Dalam batin aku menjerit, “Aku tak bisa jadi teladan. Kesalahanku wajib dijauhkan dari santri-santri lain. Aku pendosa. Pelanggar aturan pondok,” hatiku bergetar. Kakiku lemas. Seolah-olah salam dan pelukan mereka adalah caci-maki buat diriku.

Aku adalah pagar yang makan tanaman. Akulah orang yang dikutuk dalam Al-Qur’an: Kabura maqtan ‘indallâhi antaqûlû mâ lâ ta’malûn (Sungguh besar kebencian di sisi Allah bahwa kamu mengatakan apa-apa yang tidak kamu kerjakan).
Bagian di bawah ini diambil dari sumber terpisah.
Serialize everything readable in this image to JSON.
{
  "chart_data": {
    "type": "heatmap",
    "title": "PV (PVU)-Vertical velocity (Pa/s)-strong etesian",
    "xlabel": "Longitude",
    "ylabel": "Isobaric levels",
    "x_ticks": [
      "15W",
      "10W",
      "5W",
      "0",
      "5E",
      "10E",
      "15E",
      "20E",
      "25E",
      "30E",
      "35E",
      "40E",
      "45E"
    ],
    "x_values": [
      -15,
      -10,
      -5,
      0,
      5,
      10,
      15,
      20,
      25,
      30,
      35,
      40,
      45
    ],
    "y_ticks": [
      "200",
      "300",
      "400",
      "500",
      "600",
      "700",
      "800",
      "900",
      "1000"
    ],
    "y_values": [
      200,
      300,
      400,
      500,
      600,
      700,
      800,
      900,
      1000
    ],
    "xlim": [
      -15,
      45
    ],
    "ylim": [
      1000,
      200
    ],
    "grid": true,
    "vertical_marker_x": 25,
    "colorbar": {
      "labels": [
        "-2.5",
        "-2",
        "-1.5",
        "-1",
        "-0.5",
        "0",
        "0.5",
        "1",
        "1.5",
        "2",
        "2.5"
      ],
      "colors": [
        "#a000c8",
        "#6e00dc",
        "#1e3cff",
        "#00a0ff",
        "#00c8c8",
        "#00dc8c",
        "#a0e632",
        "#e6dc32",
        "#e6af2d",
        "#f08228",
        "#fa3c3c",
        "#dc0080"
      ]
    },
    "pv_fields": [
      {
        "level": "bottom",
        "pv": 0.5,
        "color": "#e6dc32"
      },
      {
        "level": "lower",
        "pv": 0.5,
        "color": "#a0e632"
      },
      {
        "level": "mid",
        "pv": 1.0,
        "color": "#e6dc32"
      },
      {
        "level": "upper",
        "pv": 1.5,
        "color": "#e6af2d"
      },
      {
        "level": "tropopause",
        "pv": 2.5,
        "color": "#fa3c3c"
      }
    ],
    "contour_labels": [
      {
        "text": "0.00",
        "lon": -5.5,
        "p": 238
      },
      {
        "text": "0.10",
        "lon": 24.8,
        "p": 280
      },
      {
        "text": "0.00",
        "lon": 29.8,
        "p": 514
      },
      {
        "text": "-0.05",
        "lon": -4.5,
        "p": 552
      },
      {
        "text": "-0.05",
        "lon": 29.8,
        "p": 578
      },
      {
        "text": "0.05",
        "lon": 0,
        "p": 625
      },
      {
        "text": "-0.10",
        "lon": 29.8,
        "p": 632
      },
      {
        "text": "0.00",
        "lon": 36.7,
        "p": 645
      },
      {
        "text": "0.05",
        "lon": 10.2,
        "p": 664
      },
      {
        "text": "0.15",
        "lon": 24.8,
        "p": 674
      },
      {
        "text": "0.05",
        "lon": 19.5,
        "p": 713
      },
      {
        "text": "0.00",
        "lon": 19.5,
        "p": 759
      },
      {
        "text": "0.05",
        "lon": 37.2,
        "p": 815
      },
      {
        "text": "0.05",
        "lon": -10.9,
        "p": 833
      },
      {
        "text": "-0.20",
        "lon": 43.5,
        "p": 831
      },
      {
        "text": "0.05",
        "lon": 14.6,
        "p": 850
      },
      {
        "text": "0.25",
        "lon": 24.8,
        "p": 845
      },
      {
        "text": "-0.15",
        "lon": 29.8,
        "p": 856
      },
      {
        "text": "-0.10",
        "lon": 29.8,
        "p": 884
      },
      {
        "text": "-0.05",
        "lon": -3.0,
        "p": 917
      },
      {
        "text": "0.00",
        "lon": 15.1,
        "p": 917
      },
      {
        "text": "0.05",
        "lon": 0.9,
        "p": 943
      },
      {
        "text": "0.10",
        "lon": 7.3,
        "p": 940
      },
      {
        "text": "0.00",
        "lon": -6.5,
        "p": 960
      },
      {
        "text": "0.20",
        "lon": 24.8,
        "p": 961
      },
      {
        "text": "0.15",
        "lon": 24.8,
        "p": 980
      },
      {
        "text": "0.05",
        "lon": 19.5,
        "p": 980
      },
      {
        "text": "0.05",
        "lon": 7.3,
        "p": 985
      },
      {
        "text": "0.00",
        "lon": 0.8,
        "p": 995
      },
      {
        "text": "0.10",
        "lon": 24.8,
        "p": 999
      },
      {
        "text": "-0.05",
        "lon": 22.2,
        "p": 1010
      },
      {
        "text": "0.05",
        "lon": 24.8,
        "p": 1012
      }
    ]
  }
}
Di pondok ini, sebagai santri tahun akhir, aku telah diberi amanah untuk memimpin organisasi santri, ditugaskan untuk membantu Pak Kyai dan para ustaz untuk mengurus santri-santri junior, namun aku sendiri menjadi pelanggar utama rambu-rambu pondok. Aku diusir dari pondok ini karena ketangkap tangan berpacaran dengan sesama santri. Surat-surat cintaku disita Pak Kyai. Aku telah mempermalukan Pak Kyai. Memalukan para ustaz. Aku adalah noda hitam pondok ini. Aku adalah contoh paling tepat untuk sebuah kegagalan pendidikan pondok ini.

Tak termaafkan. Aku berhubungan terlarang dengan sesama santri. Aku masih menangkap tanda kemarahan para ustaz di kantor itu. Sorot mata mereka adalah hukuman luar biasa. Kebisuan mereka adalah pukulan telak yang menjatuhkanku. Aku adalah seonggok daging tak berharga, yang berjalan tanpa nyawa di hadapan para ustaz di kantor itu.

“Ambil surat-suratmu ini! Simpan saja buat kamu,” kata Ustaz Kahar sambil menyodorkan surat-surat cintaku yang pernah kutujukan untuk Putri Hanum. Aku cukup tegang dibuatnya. Pelan-pelan kuraih dengan tanganku.